Now we map the LLM's suggestions back to original values using the vault.

In [None]:
# Load the vault
vault = Vault('turbine_vault.json')
vault.load()

# Rehydrate the suggestions
print("=== REHYDRATION ===\n")

# Find a masked value from our vault
sample_masked = list(vault.entries.keys())[0]
sample_original = vault.restore(sample_masked)

print(f"Example mapping:")
print(f"  LLM sees: {sample_masked}")
print(f"  Actually means: {sample_original}")

# Rehydrate the JSON suggestions
rehydrated_suggestions = vault.rehydrate_dict(LLM_SUGGESTIONS)

print("\n=== REHYDRATED SUGGESTIONS (BACK TO ORIGINAL VALUES) ===")
print(json.dumps(rehydrated_suggestions, indent=2))
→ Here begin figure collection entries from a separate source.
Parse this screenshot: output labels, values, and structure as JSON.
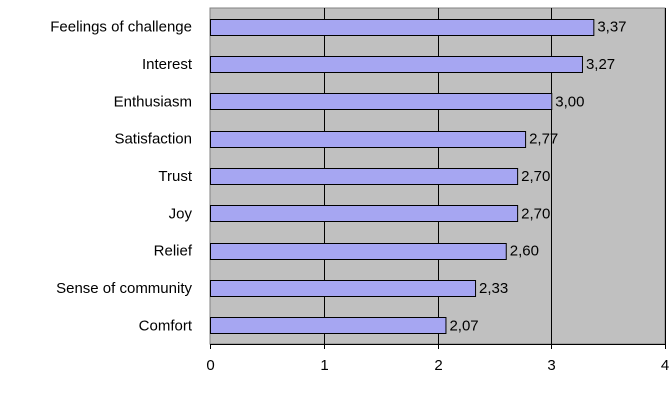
{
  "chart_data": {
    "type": "bar",
    "orientation": "horizontal",
    "title": "",
    "xlabel": "",
    "ylabel": "",
    "categories": [
      "Feelings of challenge",
      "Interest",
      "Enthusiasm",
      "Satisfaction",
      "Trust",
      "Joy",
      "Relief",
      "Sense of community",
      "Comfort"
    ],
    "values": [
      3.37,
      3.27,
      3.0,
      2.77,
      2.7,
      2.7,
      2.6,
      2.33,
      2.07
    ],
    "value_labels": [
      "3,37",
      "3,27",
      "3,00",
      "2,77",
      "2,70",
      "2,70",
      "2,60",
      "2,33",
      "2,07"
    ],
    "xlim": [
      0,
      4
    ],
    "xticks": [
      0,
      1,
      2,
      3,
      4
    ],
    "xtick_labels": [
      "0",
      "1",
      "2",
      "3",
      "4"
    ],
    "grid": "vertical",
    "legend": "none",
    "colors": {
      "bar_fill": "#a6a6f2",
      "bar_stroke": "#000000",
      "plot_background": "#c0c0c0",
      "grid": "#000000"
    }
  }
}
# Rehydrate text response (for demonstration)
rehydrated_text = vault.rehydrate_xml(LLM_RESPONSE)
print("\n=== SAMPLE OF REHYDRATED TEXT ===")
# Show just a portion
import re
matches = re.findall(r'VAL_[a-z0-9]+', rehydrated_text)
for m in list(set(matches))[:3]:
    original = vault.restore(m)
    print(f"  {m} → {original}")

## 6. Complete Workflow

Here's the full pipeline in practice:

In [None]:
# Full pipeline using apply_gatekeeper
policy = Policy(
    version="1.0",
    global_masking=True,
    rules=[
        Rule(tag_pattern="stress_mpa", action="mask_value"),
        Rule(tag_pattern="temperature_celsius", action="mask_value"),
        Rule(tag_pattern="efficiency", action="mask_value"),
        Rule(tag_pattern="lifespan_hours", action="mask_value"),
    ]
)

config = load_config('config/default.yaml')
sanitized_path, vault_path = apply_gatekeeper(Path('turbine_data.xml'), policy, config)
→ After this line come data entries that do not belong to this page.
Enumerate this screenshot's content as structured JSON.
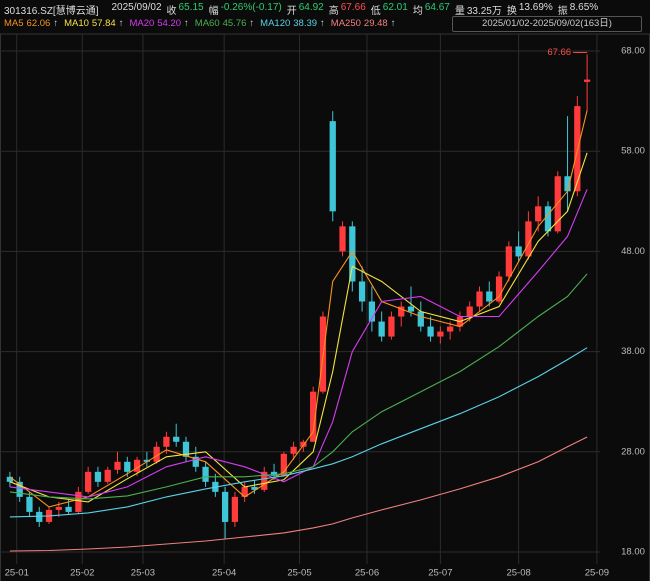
{
  "header": {
    "symbol": "301316.SZ[慧博云通]",
    "date": "2025/09/02",
    "items": [
      {
        "label": "收",
        "value": "65.15",
        "color": "#2ecc71"
      },
      {
        "label": "幅",
        "value": "-0.26%(-0.17)",
        "color": "#2ecc71"
      },
      {
        "label": "开",
        "value": "64.92",
        "color": "#2ecc71"
      },
      {
        "label": "高",
        "value": "67.66",
        "color": "#ff4d4d"
      },
      {
        "label": "低",
        "value": "62.01",
        "color": "#2ecc71"
      },
      {
        "label": "均",
        "value": "64.67",
        "color": "#2ecc71"
      },
      {
        "label": "量",
        "value": "33.25万",
        "color": "#dddddd"
      },
      {
        "label": "换",
        "value": "13.69%",
        "color": "#dddddd"
      },
      {
        "label": "振",
        "value": "8.65%",
        "color": "#dddddd"
      }
    ],
    "range": "2025/01/02-2025/09/02(163日)"
  },
  "chart_data": {
    "type": "candlestick",
    "up_color": "#ff3b3b",
    "down_color": "#3ec6d8",
    "grid": true,
    "categories": [
      null,
      null,
      null,
      null,
      null,
      null,
      null,
      null,
      null,
      null,
      null,
      null,
      null,
      null,
      null,
      null,
      null,
      null,
      null,
      null,
      null,
      null,
      null,
      null,
      null,
      null,
      null,
      null,
      null,
      null,
      null,
      null,
      null,
      null,
      null,
      null,
      null,
      null,
      null,
      null,
      null,
      null,
      null,
      null,
      null,
      null,
      null,
      null,
      null,
      null,
      null,
      null,
      null,
      null,
      null,
      null,
      null,
      null,
      null,
      null
    ],
    "open": [
      25.5,
      25,
      23.5,
      22,
      21,
      22.2,
      22.5,
      22,
      24,
      26,
      25,
      26.2,
      27,
      26,
      27.2,
      27,
      28.5,
      29.5,
      29,
      27.5,
      26.5,
      25,
      24,
      21,
      23.5,
      24.5,
      24.2,
      26,
      25.6,
      27.8,
      28.5,
      29,
      34,
      61,
      48,
      50.5,
      45,
      43,
      41,
      39.5,
      41.5,
      42.5,
      42,
      40.5,
      39.5,
      40,
      40.5,
      41.5,
      42.5,
      44,
      43,
      45.5,
      48.5,
      47.5,
      51,
      52.5,
      50,
      55.5,
      54,
      64.92
    ],
    "high": [
      26,
      25.5,
      24,
      22.5,
      22.5,
      23,
      23.2,
      24.5,
      26.5,
      26.5,
      26.5,
      28,
      27.5,
      27.5,
      28,
      29,
      30,
      30.8,
      29.5,
      28.5,
      27,
      25.8,
      24.5,
      24,
      25,
      25.2,
      26.5,
      26.8,
      28,
      29,
      29.2,
      34.5,
      42,
      62,
      51,
      51,
      46.5,
      44.5,
      42,
      42,
      43,
      44.5,
      43,
      41.5,
      40.5,
      41,
      42,
      43,
      44.5,
      45,
      46,
      49,
      50,
      52,
      53.5,
      53,
      56,
      61.5,
      63.5,
      67.66
    ],
    "low": [
      24.5,
      23,
      21.5,
      20.5,
      20.8,
      21.5,
      21.8,
      21.8,
      23.8,
      24.5,
      24.8,
      25.8,
      25.5,
      25.6,
      26.5,
      26.8,
      27.8,
      28.5,
      27,
      26,
      24.5,
      23.5,
      19.3,
      20.5,
      23,
      23.8,
      24,
      25.2,
      25.5,
      27.2,
      28,
      29,
      33.8,
      51,
      47.5,
      44,
      42,
      40,
      39,
      39.2,
      40.5,
      41.5,
      40,
      39,
      38.8,
      39.2,
      40,
      41,
      42,
      42.5,
      42.8,
      45,
      47,
      47.2,
      50,
      49.5,
      49.8,
      52,
      53.5,
      62.01
    ],
    "close": [
      25,
      23.5,
      22,
      21,
      22.2,
      22.5,
      22,
      24,
      26,
      25,
      26.2,
      27,
      26,
      27.2,
      27,
      28.5,
      29.5,
      29,
      27.5,
      26.5,
      25,
      24,
      21,
      23.5,
      24.5,
      24.2,
      26,
      25.6,
      27.8,
      28.5,
      29,
      34,
      41.5,
      52,
      50.5,
      45,
      43,
      41,
      39.5,
      41.5,
      42.5,
      42,
      40.5,
      39.5,
      40,
      40.5,
      41.5,
      42.5,
      44,
      43,
      45.5,
      48.5,
      47.5,
      51,
      52.5,
      50,
      55.5,
      54,
      62.5,
      65.15
    ],
    "series": [
      {
        "name": "MA5",
        "color": "#f7931e",
        "legend_value": "62.06",
        "x": [
          0,
          4,
          8,
          12,
          16,
          20,
          24,
          28,
          31,
          33,
          35,
          38,
          42,
          46,
          50,
          54,
          57,
          59
        ],
        "values": [
          25.5,
          22.5,
          23.5,
          25.8,
          28.2,
          27,
          23.5,
          26,
          30,
          45,
          48,
          43,
          41.5,
          40.5,
          43.5,
          50.5,
          54,
          62.06
        ]
      },
      {
        "name": "MA10",
        "color": "#f5e342",
        "legend_value": "57.84",
        "x": [
          0,
          4,
          8,
          12,
          16,
          20,
          24,
          28,
          31,
          33,
          35,
          38,
          42,
          46,
          50,
          54,
          57,
          59
        ],
        "values": [
          25,
          23.5,
          23,
          25.3,
          27.5,
          28,
          24.5,
          25.2,
          28,
          36,
          46.5,
          45,
          42,
          41,
          42.5,
          49,
          52,
          57.84
        ]
      },
      {
        "name": "MA20",
        "color": "#d63cf2",
        "legend_value": "54.20",
        "x": [
          0,
          4,
          8,
          12,
          16,
          20,
          24,
          28,
          31,
          33,
          35,
          38,
          42,
          46,
          50,
          54,
          57,
          59
        ],
        "values": [
          24.5,
          24,
          23.5,
          24.5,
          26.5,
          27.5,
          26.5,
          25,
          26.5,
          31,
          38,
          43,
          43.5,
          41.5,
          41.5,
          46,
          49.5,
          54.2
        ]
      },
      {
        "name": "MA60",
        "color": "#4caf50",
        "legend_value": "45.76",
        "x": [
          0,
          4,
          8,
          12,
          16,
          20,
          24,
          28,
          31,
          33,
          35,
          38,
          42,
          46,
          50,
          54,
          57,
          59
        ],
        "values": [
          24,
          23.5,
          23.3,
          23.6,
          24.5,
          25.5,
          25.5,
          25.8,
          26.5,
          28,
          30,
          32,
          34,
          36,
          38.5,
          41.5,
          43.5,
          45.76
        ]
      },
      {
        "name": "MA120",
        "color": "#5ad1e6",
        "legend_value": "38.39",
        "x": [
          0,
          4,
          8,
          12,
          16,
          20,
          24,
          28,
          31,
          33,
          35,
          38,
          42,
          46,
          50,
          54,
          57,
          59
        ],
        "values": [
          21.5,
          21.6,
          21.9,
          22.5,
          23.5,
          24.3,
          25,
          25.6,
          26.3,
          26.8,
          27.5,
          28.8,
          30.3,
          31.8,
          33.5,
          35.5,
          37.2,
          38.39
        ]
      },
      {
        "name": "MA250",
        "color": "#f08080",
        "legend_value": "29.48",
        "x": [
          0,
          4,
          8,
          12,
          16,
          20,
          24,
          28,
          31,
          33,
          35,
          38,
          42,
          46,
          50,
          54,
          57,
          59
        ],
        "values": [
          18.1,
          18.15,
          18.3,
          18.5,
          18.8,
          19.1,
          19.5,
          19.9,
          20.4,
          20.8,
          21.4,
          22.2,
          23.2,
          24.3,
          25.5,
          27,
          28.5,
          29.48
        ]
      }
    ],
    "ylim": [
      17.1,
      69.1
    ],
    "yticks": [
      {
        "value": 68,
        "label": "68.00"
      },
      {
        "value": 58,
        "label": "58.00"
      },
      {
        "value": 48,
        "label": "48.00"
      },
      {
        "value": 38,
        "label": "38.00"
      },
      {
        "value": 28,
        "label": "28.00"
      },
      {
        "value": 18,
        "label": "18.00"
      }
    ],
    "xticks": [
      {
        "value": 0.7,
        "label": "25-01"
      },
      {
        "value": 7.4,
        "label": "25-02"
      },
      {
        "value": 13.6,
        "label": "25-03"
      },
      {
        "value": 21.9,
        "label": "25-04"
      },
      {
        "value": 29.6,
        "label": "25-05"
      },
      {
        "value": 36.5,
        "label": "25-06"
      },
      {
        "value": 44,
        "label": "25-07"
      },
      {
        "value": 52,
        "label": "25-08"
      },
      {
        "value": 60,
        "label": "25-09"
      }
    ],
    "annotation": {
      "text": "67.66",
      "color": "#ff4d4d"
    }
  }
}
print("=== COMPLETE PIPELINE ===\n")
print(f"Input: turbine_data.xml")
print(f"Sanitized output: {sanitized_path}")
print(f"Vault: {vault_path}")

print("\n--- SANITIZED CONTENT ---")
print(sanitized_path.read_text())

## Using with Real LLM APIs

To use with a real LLM, you would:

### Option 1: Claude Desktop (MCP)
```python
# Configure in Claude Desktop settings:
{
  "mcpServers": {
    "molt-shield": {
      "command": "python",
      "args": ["-m", "src.server"]
    }
  }
}
```

### Option 2: OpenAI API
```python
import openai

response = openai.ChatCompletion.create(
    model="gpt-4",
    messages=[
        {"role": "user", "content": f"Analyze this sanitized data: {sanitized_xml}"}
    ]
)
# Then rehydrate the response using vault
```

### Option 3: Gemini API
```python
import google.generativeai as genai

model = genai.GenerativeModel('gemini-pro')
response = model.generate_content(f"Analyze: {sanitized_xml}")
# Then rehydrate
```

## Summary

The Molt-Shield workflow:

```
1. YOUR DATA → 2. SANITIZE → 3. LLM → 4. REHYDRATE → 5. ORIGINAL
   (private)      (safe to share)   (analyzes)    (maps back)
```

This ensures your proprietary data never leaves your control in an identifiable form.